On the flip side, detail is not poor. Neither is it great, but the picture offers serviceable HD elements that render faces, hair, period clothes, and various environments with adequate ease and efficiency. Certainly, this will not be mistaken for the sort of complex, film-sourced excellence found on the best presentations from the era (TV show or otherwise), but this is a serviceable image that captures basics with superior clarity and complexity than anything a standard definition version could offer. Grain is not organically presented; the image is largely free of obvious grain patterns, but the picture does not appear scrubbed down, either, at least not to a waxy, fully debilitating extent. In this area the picture could be vastly improved, but like the color it could have been much worse, too.

The picture does show some sporadic speckles and stray fibers. These are not overly distracting problems, but they do persist throughout the run. Compression is not at all poor. Could it be better? Absolutely. Could things be worse? Oh yes. While hardly a bastion of compression perfection, the work done here is just fine within the full picture context throughout the series run. In summary, the picture looks serviceably decent. It doesn't do much right, but it also doesn't get anything horrifically wrong, either. Videophiles will probably cringe with regularity, but more forgiving casual viewers should be more or less satisfied with this mediocre work.


Highway to Heaven: The Complete Series Blu-ray Movie, Audio Quality  2.0 of 5

Visual Entertainment Group brings Highway to Heaven to Blu-ray with a Dolby Digital 2.0 soundtrack and a bitrate that holds at 0.1 Mbps. The track is center-focused and lacks any real sense of depth. It is as straightforward as TV soundtracks can be, especially from this era. The track barely musters any real energy but does offer basics like music, very minor ambient effects, and of course dialogue in appropriate balance but barely sufficient clarity. The opening title music certainly lacks definition. Listeners will never feel engaged with the audio, but the presentation gets the job done in terms of conveying the basics. The presentation style and parameters hold steady through the series run. Listeners will never be wowed, but Visual Entertainment Group at least ensures that everything is good to go in terms of carrying listeners through the show with the basics covered.

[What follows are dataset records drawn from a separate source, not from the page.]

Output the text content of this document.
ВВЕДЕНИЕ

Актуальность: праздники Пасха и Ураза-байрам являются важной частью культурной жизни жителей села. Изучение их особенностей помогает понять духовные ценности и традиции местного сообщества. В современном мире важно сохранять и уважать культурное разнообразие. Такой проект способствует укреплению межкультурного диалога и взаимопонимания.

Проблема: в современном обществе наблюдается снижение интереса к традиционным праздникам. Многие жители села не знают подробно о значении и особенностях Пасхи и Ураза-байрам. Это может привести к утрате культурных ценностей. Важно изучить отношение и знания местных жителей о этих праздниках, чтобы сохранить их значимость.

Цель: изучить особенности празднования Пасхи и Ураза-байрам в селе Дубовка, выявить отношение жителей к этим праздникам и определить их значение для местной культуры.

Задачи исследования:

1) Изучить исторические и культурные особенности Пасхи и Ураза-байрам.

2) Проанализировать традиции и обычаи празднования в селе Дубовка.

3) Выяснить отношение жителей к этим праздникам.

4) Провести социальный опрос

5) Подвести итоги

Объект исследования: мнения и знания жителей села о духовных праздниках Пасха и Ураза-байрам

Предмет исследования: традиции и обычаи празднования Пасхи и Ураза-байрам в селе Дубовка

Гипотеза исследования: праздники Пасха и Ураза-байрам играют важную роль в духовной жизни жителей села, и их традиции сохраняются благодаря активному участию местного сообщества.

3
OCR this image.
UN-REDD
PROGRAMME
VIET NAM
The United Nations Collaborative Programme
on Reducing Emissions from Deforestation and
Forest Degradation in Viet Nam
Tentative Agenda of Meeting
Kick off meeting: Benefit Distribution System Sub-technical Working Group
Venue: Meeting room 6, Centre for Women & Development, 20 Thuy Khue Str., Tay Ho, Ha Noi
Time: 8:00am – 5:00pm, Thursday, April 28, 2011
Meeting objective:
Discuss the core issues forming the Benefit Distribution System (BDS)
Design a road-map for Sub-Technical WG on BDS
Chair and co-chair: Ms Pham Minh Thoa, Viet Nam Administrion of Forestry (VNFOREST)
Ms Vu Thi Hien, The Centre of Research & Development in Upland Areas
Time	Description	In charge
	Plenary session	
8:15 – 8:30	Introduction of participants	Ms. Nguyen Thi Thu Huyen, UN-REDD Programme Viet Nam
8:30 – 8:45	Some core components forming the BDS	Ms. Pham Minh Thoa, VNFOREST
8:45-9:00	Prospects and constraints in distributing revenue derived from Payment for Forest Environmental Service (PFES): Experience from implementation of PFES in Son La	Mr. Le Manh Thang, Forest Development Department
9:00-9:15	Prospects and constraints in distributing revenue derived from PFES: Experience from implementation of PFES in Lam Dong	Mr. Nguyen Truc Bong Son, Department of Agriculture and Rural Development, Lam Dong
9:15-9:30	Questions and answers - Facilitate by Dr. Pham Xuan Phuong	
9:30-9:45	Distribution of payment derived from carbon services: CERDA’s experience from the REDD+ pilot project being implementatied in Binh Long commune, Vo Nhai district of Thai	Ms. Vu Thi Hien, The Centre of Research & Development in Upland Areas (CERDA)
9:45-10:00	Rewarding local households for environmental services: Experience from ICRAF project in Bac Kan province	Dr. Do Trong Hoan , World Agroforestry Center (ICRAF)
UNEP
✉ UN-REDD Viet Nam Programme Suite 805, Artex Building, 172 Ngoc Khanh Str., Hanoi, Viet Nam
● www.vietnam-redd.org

Highway to Heaven: The Complete Series Blu-ray Movie, Special Features and Extras  0.5 of 5

Unfortunately, for this entire boxed set, there are only extras on the very last disc, and those are comprised of a series of Bloopers & Outtakes (1080p, 4x3, 2:53) which are located under the "episodes" tab on the menu screen. This set ships in packaging similar to the studio's Stargate SG-1 release. The discs ship in a hugely oversized Amaray case (and a slipcover) and the discs are packed in plastic sleeves reminiscent of storage units for CDs. There is one such bundle of sleeves holding the entire collection, sans one disc; the last disc is included in a single sleeve all its own). The discs do ship one per sleeve so there's no stacking. They do require fingerprinting the bottom side to get out which may cause playback problems if they're not wiped clean prior to insertion.


Highway to Heaven: The Complete Series Blu-ray Movie, Overall Score and Recommendation  2.5 of 5

Highway to Heaven offers a compelling and oftentimes moving portrait of life and its ebbs and flows. There is no shortage of heartache throughout the show, but there is no shortage of hope, either. This is a healthy, hearty, family friendly slice of nostalgia from a simpler time that reveals that human emotion, frailty, and the need for something bigger than self is a constant in tghe universe. The show is great, but the Blu-ray is iffy at best. The video and audio qualities are passable at best, and there are no extras beyond a couple of minutes of bloopers. Recommended primarily on program content rather than the Blu-ray proper.